Nascent phagosomes must undergo a series of fusion and fission reactions to acquire the microbicidal properties required for the innate immune response. Here we demonstrate that this maturation process involves the GTPase Rab7. Rab7 recruitment to phagosomes was found to precede and to be essential for their fusion with late endosomes and/or lysosomes. Active Rab7 on the phagosomal membrane associates with the effector protein RILP (Rab7-interacting lysosomal protein), which in turn bridges phagosomes with dynein-dynactin, a microtubule-associated motor complex. The motors not only displace phagosomes in the centripetal direction but, strikingly, promote the extension of phagosomal tubules toward late endocytic compartments. Fusion of tubules with these organelles was documented by fluorescence and electron microscopy. Tubule extension and fusion with late endosomes and/or lysosomes were prevented by expression of a truncated form of RILP lacking the dynein-dynactin-recruiting domain. We conclude that full maturation of phagosomes requires the retrograde emission of tubular extensions, which are generated by activation of Rab7, recruitment of RILP, and consequent association of phagosomes with microtubule-associated motors.

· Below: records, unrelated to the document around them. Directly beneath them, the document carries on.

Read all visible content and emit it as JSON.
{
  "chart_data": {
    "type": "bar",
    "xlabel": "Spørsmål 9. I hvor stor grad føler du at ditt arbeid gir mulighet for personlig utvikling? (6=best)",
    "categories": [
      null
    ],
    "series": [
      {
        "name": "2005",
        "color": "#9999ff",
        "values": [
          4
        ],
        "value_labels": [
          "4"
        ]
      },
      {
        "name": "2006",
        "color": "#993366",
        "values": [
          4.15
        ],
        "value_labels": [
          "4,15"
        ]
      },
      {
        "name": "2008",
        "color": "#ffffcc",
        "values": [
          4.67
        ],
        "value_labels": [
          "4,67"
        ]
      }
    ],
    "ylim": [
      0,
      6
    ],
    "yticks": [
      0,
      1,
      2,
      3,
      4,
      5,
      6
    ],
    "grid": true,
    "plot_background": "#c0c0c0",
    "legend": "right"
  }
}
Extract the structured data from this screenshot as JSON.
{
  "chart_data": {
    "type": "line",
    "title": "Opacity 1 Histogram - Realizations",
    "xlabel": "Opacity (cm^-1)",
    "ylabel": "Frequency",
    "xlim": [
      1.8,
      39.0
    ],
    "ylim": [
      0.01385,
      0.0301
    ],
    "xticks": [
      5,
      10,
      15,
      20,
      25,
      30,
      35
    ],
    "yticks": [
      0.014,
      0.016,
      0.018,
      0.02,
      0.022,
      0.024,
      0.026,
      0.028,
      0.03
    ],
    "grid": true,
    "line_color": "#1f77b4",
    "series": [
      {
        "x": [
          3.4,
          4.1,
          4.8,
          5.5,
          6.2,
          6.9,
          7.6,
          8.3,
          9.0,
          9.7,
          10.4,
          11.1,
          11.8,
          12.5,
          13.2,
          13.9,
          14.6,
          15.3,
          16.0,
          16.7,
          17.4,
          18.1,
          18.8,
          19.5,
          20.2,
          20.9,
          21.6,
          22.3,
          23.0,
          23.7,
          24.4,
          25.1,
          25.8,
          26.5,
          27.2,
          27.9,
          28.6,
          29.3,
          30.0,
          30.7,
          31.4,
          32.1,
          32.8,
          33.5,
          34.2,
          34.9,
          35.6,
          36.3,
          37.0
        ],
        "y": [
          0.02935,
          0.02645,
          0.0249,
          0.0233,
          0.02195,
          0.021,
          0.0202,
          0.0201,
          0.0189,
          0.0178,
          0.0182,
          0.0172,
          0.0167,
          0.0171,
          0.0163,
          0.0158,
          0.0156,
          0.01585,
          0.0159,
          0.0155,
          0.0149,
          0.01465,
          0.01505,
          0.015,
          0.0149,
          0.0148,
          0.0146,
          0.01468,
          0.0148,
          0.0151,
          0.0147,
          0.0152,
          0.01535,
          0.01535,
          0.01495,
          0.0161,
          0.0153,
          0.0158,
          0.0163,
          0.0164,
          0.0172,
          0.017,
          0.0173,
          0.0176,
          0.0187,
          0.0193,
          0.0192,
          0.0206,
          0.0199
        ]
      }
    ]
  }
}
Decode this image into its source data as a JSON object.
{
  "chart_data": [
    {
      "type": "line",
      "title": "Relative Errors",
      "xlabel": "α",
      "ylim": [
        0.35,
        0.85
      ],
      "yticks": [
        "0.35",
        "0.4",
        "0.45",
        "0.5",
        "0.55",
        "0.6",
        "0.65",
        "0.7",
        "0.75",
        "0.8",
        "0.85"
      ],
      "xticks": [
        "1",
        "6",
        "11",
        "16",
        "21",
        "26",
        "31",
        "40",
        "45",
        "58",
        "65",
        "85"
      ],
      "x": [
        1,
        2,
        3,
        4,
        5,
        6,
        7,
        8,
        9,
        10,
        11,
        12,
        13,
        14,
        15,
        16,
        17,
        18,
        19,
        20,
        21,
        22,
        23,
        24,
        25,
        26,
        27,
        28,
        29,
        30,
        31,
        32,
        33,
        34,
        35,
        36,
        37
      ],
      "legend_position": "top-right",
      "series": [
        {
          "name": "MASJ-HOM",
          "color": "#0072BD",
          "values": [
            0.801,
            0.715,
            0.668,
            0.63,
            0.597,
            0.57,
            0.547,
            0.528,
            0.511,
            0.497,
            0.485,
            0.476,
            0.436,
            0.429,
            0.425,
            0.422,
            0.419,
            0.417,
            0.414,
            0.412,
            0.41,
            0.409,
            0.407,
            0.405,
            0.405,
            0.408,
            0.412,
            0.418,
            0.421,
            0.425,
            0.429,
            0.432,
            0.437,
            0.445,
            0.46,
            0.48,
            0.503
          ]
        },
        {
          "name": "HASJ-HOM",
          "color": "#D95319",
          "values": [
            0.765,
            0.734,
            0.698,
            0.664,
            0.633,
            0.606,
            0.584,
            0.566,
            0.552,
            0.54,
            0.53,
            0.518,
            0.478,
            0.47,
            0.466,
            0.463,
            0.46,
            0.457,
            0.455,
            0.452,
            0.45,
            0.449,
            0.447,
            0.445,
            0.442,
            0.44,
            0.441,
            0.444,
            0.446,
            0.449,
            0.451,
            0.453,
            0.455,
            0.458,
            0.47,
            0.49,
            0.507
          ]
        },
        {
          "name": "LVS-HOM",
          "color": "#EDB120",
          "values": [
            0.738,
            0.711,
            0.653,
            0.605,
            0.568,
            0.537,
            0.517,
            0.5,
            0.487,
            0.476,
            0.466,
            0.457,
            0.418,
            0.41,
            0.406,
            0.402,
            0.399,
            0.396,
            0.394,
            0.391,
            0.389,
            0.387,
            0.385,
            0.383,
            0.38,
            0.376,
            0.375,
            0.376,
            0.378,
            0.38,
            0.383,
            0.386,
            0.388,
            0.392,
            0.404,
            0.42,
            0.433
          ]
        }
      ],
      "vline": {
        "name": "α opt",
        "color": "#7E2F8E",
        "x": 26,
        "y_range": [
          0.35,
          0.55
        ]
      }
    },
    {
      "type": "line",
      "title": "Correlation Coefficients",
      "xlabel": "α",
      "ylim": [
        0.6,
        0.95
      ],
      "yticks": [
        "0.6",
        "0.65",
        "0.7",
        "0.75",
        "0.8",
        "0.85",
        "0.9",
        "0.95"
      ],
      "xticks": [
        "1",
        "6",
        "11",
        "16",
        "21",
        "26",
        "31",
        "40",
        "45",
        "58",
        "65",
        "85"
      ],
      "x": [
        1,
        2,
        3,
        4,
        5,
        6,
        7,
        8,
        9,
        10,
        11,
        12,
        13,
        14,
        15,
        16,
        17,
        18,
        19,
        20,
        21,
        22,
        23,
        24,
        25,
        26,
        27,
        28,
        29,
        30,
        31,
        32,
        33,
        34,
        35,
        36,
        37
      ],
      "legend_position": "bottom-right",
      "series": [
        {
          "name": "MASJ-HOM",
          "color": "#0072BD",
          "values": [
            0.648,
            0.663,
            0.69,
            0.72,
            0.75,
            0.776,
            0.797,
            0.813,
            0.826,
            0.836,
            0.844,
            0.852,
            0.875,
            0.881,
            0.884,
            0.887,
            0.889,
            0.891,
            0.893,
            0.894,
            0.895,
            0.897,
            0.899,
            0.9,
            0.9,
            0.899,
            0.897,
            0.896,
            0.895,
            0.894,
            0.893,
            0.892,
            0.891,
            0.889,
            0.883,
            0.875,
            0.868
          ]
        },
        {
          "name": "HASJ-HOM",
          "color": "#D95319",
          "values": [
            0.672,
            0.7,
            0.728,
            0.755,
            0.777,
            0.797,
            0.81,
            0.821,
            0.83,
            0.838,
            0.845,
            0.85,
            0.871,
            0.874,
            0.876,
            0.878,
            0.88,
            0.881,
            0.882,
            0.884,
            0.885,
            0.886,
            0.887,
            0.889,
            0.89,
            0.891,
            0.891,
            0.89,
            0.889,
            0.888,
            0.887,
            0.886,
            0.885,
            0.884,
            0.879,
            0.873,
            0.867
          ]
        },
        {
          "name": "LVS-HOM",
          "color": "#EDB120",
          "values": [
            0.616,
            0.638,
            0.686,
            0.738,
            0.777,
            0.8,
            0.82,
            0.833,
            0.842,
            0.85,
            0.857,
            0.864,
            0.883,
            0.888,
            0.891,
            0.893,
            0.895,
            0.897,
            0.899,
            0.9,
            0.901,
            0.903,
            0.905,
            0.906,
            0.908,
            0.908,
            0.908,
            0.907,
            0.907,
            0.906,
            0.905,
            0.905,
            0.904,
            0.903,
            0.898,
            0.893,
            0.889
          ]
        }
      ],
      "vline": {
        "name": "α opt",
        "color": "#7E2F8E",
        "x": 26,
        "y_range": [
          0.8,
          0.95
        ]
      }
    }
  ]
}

Modulation of Rab5 and Rab7 recruitment to phagosomes by phosphatidylinositol 3-kinase

Phagosomal biogenesis is central for microbial killing and antigen presentation by leukocytes. However, the molecular mechanisms governing phagosome maturation are poorly understood. We analyzed the role and site of action of phosphatidylinositol 3-kinases (PI3K) and of Rab GTPases in maturation using both professional and engineered phagocytes. Rab5, which is recruited rapidly and transiently to the phagosome, was found to be essential for the recruitment of Rab7 and for progression to phagolysosomes. Similarly, functional PI3K is required for successful maturation. Remarkably, inhibition of PI3K did not preclude Rab5 recruitment to phagosomes but instead enhanced and prolonged it. Moreover, in the presence of PI3K inhibitors Rab5 was found to be active, as deduced from measurements of early endosome antigen 1 binding and by photobleaching recovery determinations. Though their ability to fuse with late endosomes and lysosomes was virtually eliminated by wortmannin, phagosomes nevertheless recruited a sizable amount of Rab7. Moreover, Rab7 recruited to phagosomes in the presence of PI3K antagonists retained the ability to bind its effector, Rab7-interacting lysosomal protein, suggesting that it is functionally active. These findings imply that (i) dissociation of Rab5 from phagosomes requires products of PI3K, (ii) PI3K-dependent effectors of Rab5 are not essential for the recruitment of Rab7 by phagosomes, and (iii) recruitment and activation of Rab7 are insufficient to induce fusion of phagosomes with late endosomes and lysosomes. Accordingly, transfection of constitutively active Rab7 did not bypass the block of phagolysosome formation exerted by wortmannin. We propose that Rab5 activates both PI3K-dependent and PI3K-independent effectors that act in parallel to promote phagosome maturation.